The stretchers tilted. The flags fell away. There were three dull splashes in the water.
WHAT THE DOCTOR FELT
To those of us who were not so unfortunate as Thomas or Wilson, the emotions I could not feel at the time later take on an added significance. Too often it is a bitter significance, because so many of the things we hear from home make all this seem so hopelessly fruitless, so terribly futile.
I wish there were words adequate enough to explain how deeply most of us feel about being out here; how much it means to us to win completely and unequivocally so that our sons and our sons' sons, and those of our enemy need not know this again; how much it hurts to be forced to the realization that so many of our hopes are empty.
I wish there were words adequate enough to explain the bitterness, the scorn, the unrest and the lack of faith most of us have for so many things at home:
For the ineffective, bumbling legislature; for all the political devices and stratagems which are so obviously for the gain and glory of a few politicians though clothed in the sanctity of the words, "For the men in the service."
How bitterly we resent the strikes. (How can we be 100% for something that they're only 75% behind at home?)
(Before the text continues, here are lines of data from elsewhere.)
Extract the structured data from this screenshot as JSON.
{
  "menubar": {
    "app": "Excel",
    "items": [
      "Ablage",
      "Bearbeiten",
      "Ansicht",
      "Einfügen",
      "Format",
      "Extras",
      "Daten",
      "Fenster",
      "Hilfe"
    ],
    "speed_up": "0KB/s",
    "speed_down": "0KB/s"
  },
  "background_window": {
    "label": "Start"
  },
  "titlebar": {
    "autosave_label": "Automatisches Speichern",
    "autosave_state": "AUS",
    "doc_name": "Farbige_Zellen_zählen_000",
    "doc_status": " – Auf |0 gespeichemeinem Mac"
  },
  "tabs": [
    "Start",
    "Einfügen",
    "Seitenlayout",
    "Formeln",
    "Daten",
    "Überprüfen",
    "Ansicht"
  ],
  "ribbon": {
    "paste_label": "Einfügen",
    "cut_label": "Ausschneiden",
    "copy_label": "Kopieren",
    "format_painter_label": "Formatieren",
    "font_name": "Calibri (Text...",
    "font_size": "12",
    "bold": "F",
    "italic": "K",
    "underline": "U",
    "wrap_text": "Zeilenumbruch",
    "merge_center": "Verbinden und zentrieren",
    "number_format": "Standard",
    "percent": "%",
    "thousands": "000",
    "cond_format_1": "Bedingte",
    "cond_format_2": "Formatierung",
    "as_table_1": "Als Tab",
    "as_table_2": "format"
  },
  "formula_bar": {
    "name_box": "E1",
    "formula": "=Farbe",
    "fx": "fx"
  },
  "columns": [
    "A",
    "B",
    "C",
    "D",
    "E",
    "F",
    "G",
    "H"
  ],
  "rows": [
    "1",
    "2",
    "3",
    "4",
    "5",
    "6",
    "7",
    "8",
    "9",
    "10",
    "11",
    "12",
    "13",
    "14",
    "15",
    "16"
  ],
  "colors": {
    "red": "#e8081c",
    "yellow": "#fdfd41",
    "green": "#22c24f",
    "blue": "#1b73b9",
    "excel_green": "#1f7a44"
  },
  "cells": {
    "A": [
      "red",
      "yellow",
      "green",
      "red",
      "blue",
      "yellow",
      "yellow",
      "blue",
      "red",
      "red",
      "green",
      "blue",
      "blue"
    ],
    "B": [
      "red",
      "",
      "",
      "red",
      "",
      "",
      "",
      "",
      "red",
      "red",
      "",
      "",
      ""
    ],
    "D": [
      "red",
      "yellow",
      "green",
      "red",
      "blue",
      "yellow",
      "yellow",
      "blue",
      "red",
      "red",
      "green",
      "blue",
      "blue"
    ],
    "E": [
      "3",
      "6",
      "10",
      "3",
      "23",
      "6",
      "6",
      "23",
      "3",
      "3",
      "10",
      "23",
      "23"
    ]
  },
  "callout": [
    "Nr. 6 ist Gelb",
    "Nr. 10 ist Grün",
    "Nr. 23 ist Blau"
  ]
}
How we feel about the stupid racial prejudices that are fostered and festered by some of our "great democratic" Senators while many of the same races they so denounce are out here risking their necks to give those same Senators the right to go on fostering their hatred. What a sordid story!
How we feel to have even our right to vote fashioned into a political football.
How much we scorn the little crumbs that are thrown our way, such as the $300 mustering-out pay and all such meaningless tommyrot.
First Things. The thing that is important to us is first to win the war and then to set about rehabilitating not only ourselves but the people in India and China and Japan and Germany so that we can live together and call each other friends. It seems to me that that is what we set out to do. Even though few of us ever expected to attain that much, it is bitter knowledge indeed to see how infinitely little we are likely to attain at all.
The plain and simple truth is, I'm afraid, that we as a people have not yet grown big enough, tolerant enough, wise enough, nor just enough, to manage our own affairs with honor and justice, let alone those of the world. We are still trying to delude ourselves with the idea that we are a democracy instead of accepting the truth that we are not, and planning ways and means of becoming one some day.
Still, had Thomas or Wilson or I or any of us the same choice to make again, knowing all this, we would not change our decision. We may be denied and shamed by the things which happen at home but we cannot shame ourselves by denying the things we personally believe in.